Entenda polêmica e mudança de no elenco do filme Geni e o Zepelim
Diretora Anna Muylaert se pronunciou e produção substitui atriz cis após debate sobre representatividade e acusações de “transfake"

anúncio do filme Geni e o Zepelim, inspirado na canção homônima de Chico Buarque, provocou uma onda de críticas nas redes sociais e levantou um importante debate sobre representatividade no audiovisual brasileiro. A polêmica começou com a escolha da atriz Thainá Duarte, uma mulher cis, para viver Geni — personagem retratada como travesti na peça Ópera do Malandro, de 1978. Diante da repercussão negativa, a produção do filme decidiu substituir a protagonista por uma atriz trans.
A origem da controvérsia
A escalação de Thainá como Geni foi anunciada em 15 de abril. Segundo a proposta original da diretora Anna Muylaert (conhecido por dirigir filmes como Que Horas Ela Volta?), o longa se passaria na Amazônia e apresentaria Geni como uma mulher cis, moradora de uma cidade ribeirinha. A narrativa também teria um desfecho diferente do da personagem no musical, com o aval do próprio Chico Buarque.
No entanto, a ausência de uma atriz trans no papel principal gerou críticas imediatas.
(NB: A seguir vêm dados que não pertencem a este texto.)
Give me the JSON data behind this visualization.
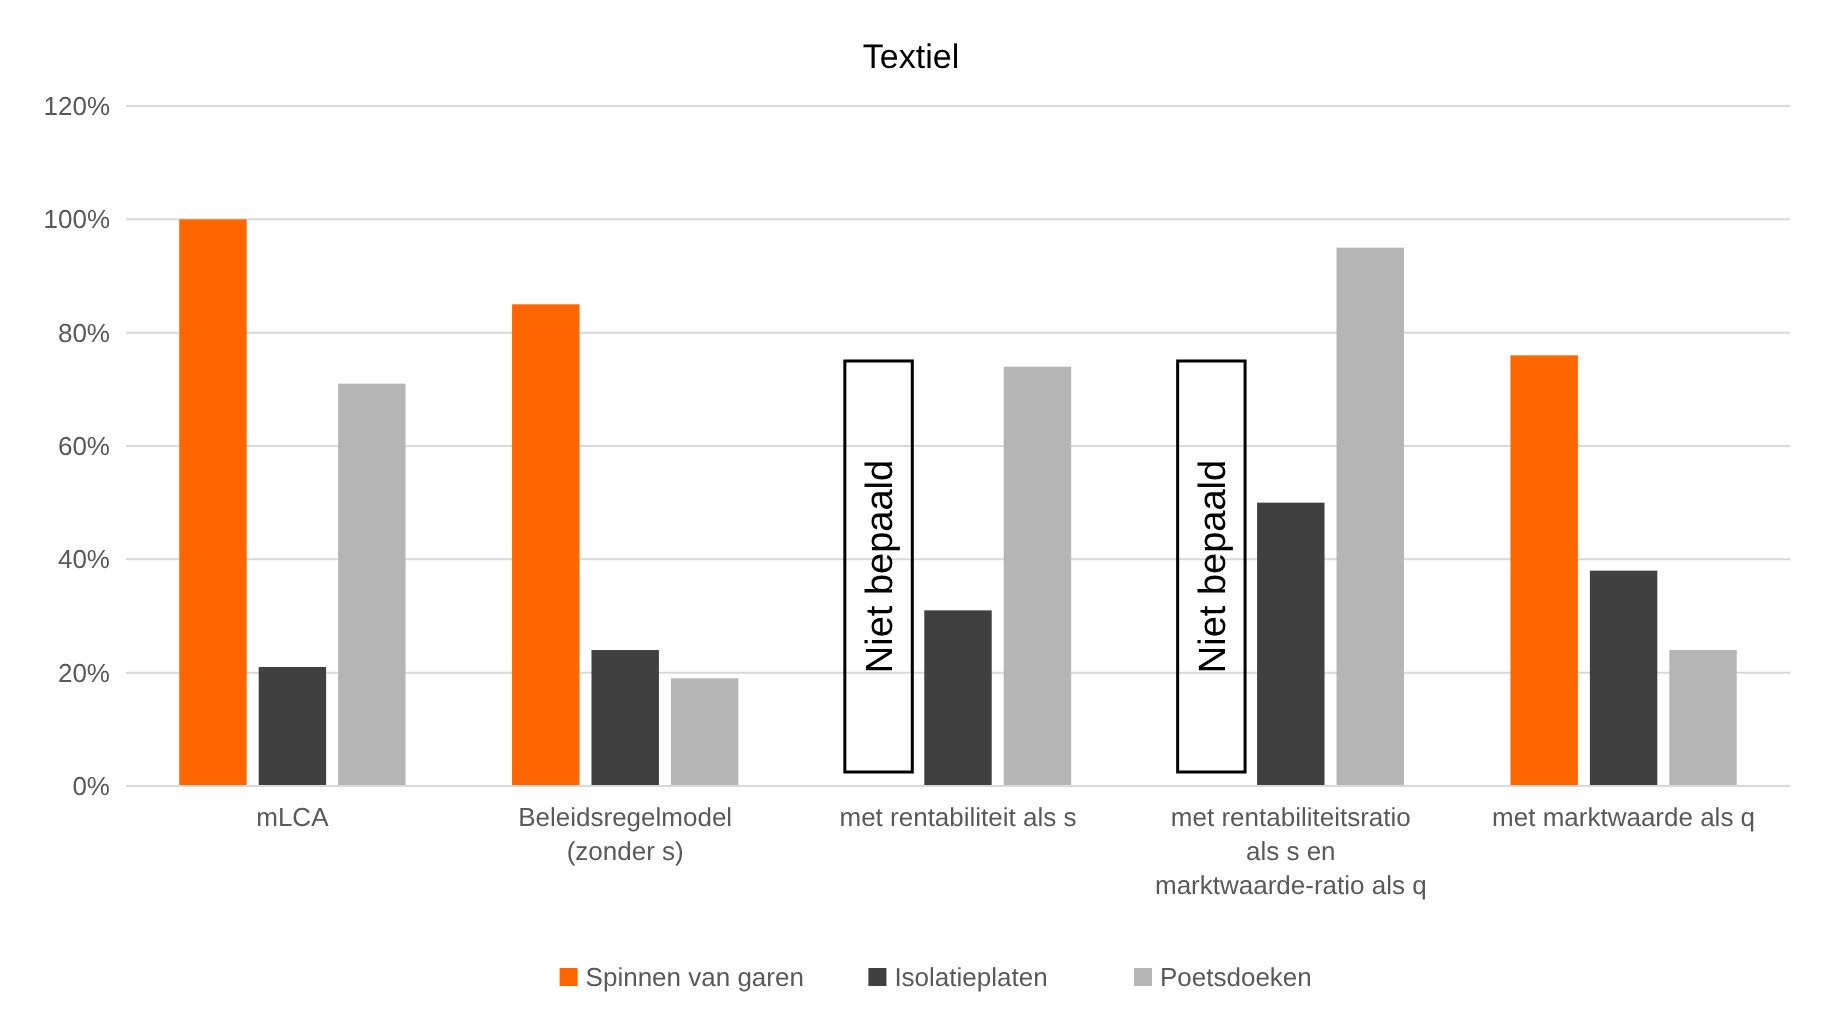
{
  "chart_data": {
    "type": "bar",
    "title": "Textiel",
    "categories": [
      "mLCA",
      "Beleidsregelmodel (zonder s)",
      "met rentabiliteit als s",
      "met rentabiliteitsratio als s en marktwaarde-ratio als q",
      "met marktwaarde als q"
    ],
    "series": [
      {
        "name": "Spinnen van garen",
        "color": "#ff6600",
        "values": [
          100,
          85,
          null,
          null,
          76
        ]
      },
      {
        "name": "Isolatieplaten",
        "color": "#404040",
        "values": [
          21,
          24,
          31,
          50,
          38
        ]
      },
      {
        "name": "Poetsdoeken",
        "color": "#b5b5b5",
        "values": [
          71,
          19,
          74,
          95,
          24
        ]
      }
    ],
    "ylim": [
      0,
      120
    ],
    "yticks": [
      {
        "value": 0,
        "label": "0%"
      },
      {
        "value": 20,
        "label": "20%"
      },
      {
        "value": 40,
        "label": "40%"
      },
      {
        "value": 60,
        "label": "60%"
      },
      {
        "value": 80,
        "label": "80%"
      },
      {
        "value": 100,
        "label": "100%"
      },
      {
        "value": 120,
        "label": "120%"
      }
    ],
    "grid": "y",
    "legend": "bottom",
    "annotations": [
      "Niet bepaald",
      "Niet bepaald"
    ]
  }
}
A produção foi acusada de praticar “transfake” — termo usado quando pessoas cis interpretam personagens trans. Para muitas vozes da comunidade LGBTQIAPN+, a escolha foi vista como mais um caso de apagamento da identidade trans em produções culturais.
Reação da diretora
Diante da repercussão, Muylaert se pronunciou em vídeo publicado nas redes sociais no dia 16 de abril. Ela explicou que a personagem não havia sido pensada como trans na releitura proposta e que diversas interpretações da figura de Geni foram consideradas durante o desenvolvimento do projeto.
“Durante o processo de criação deste filme, a gente entendeu que a letra do Chico e o conto do Guy de Maupassant, Bola de Seda, no qual o Chico diz ter se inspirado, poderiam ter várias leituras: poderia ser uma mulher trans; poderia ser uma mãe solteira; poderia ser uma presidente tirada do poder sem crime de responsabilidade; poderia ser uma floresta atacada por oportunistas”, disse Anna.
“Quero abrir o diálogo e jogar a pergunta: essa letra do Chico, essa poesia, hoje em 2025, só pode ser interpretada como uma mulher trans? Se for esse o entendimento coletivo, a gente vai repensar o nosso filme”, continuou.
Repercussão entre artistas
Várias figuras públicas se manifestaram sobre o caso. Nos comentários do vídeo, Liniker, que foi capa da CAPRICHO em novembro de 2024, destacou a importância de se garantir oportunidades a atrizes trans: “Quando trazemos a reflexão em nossos textos desde que saiu essa matéria e nos posicionamos pelo apagamento, é por espaço e oportunidade que nos colocamos, por termos atrizes trans que poderiam sim dar vida a essa personagem tão icônica e já retratada tantas vezes como uma pessoa trans em montagens pelo Brasil.”
Camila Pitanga também comentou a decisão da diretora: “Você pode fazer o filme que quiser, com certeza… mas pondero que esta interpretação serve, sim, ao apagamento doloroso de mulheres trans. São poucos personagens com esse protagonismo, entende? É uma escolha que fere.”
Encontro com associação trans e mudança de elenco
Após a mobilização social, a equipe do filme se reuniu com representantes da APTA (Associação de Profissionais Trans do Audiovisual), que defendeu a importância de preservar a identidade travesti da personagem. Em 19 de abril, a produtora Migdal Filmes anunciou oficialmente a mudança na identidade da personagem e no elenco. A nota publicada nas redes afirmou:
“A decisão coletiva foi fruto da escuta atenta e do aprendizado de intensas trocas com pessoas de diferentes setores da sociedade. Compreendemos que o momento político global, e em especial o cenário transfóbico no Brasil, impõe a todas as pessoas uma postura ativa e comprometida.”
Anna Muylaert também voltou a se manifestar após o anúncio: “Foi um debate muito rico. Eu ouvi muitas vozes e pude entender a dimensão, a importância da personagem Geni para a comunidade trans. Foi um equívoco tratá-la como uma mulher cis, e peço desculpas a quem se sentiu apagada com essa ideia.”
Thainá Duarte publicou um comunicado confirmando sua saída do projeto e demonstrando apoio à decisão. “Lamento que todo esse processo tenha causado tanta dor. Reafirmo meu compromisso com a escuta, aprendizado e com a luta pela equidade. Boa sorte e todo meu carinho”, escreveu a atriz em seu perfil no Instagram.
A nova intérprete de Geni ainda não foi divulgada.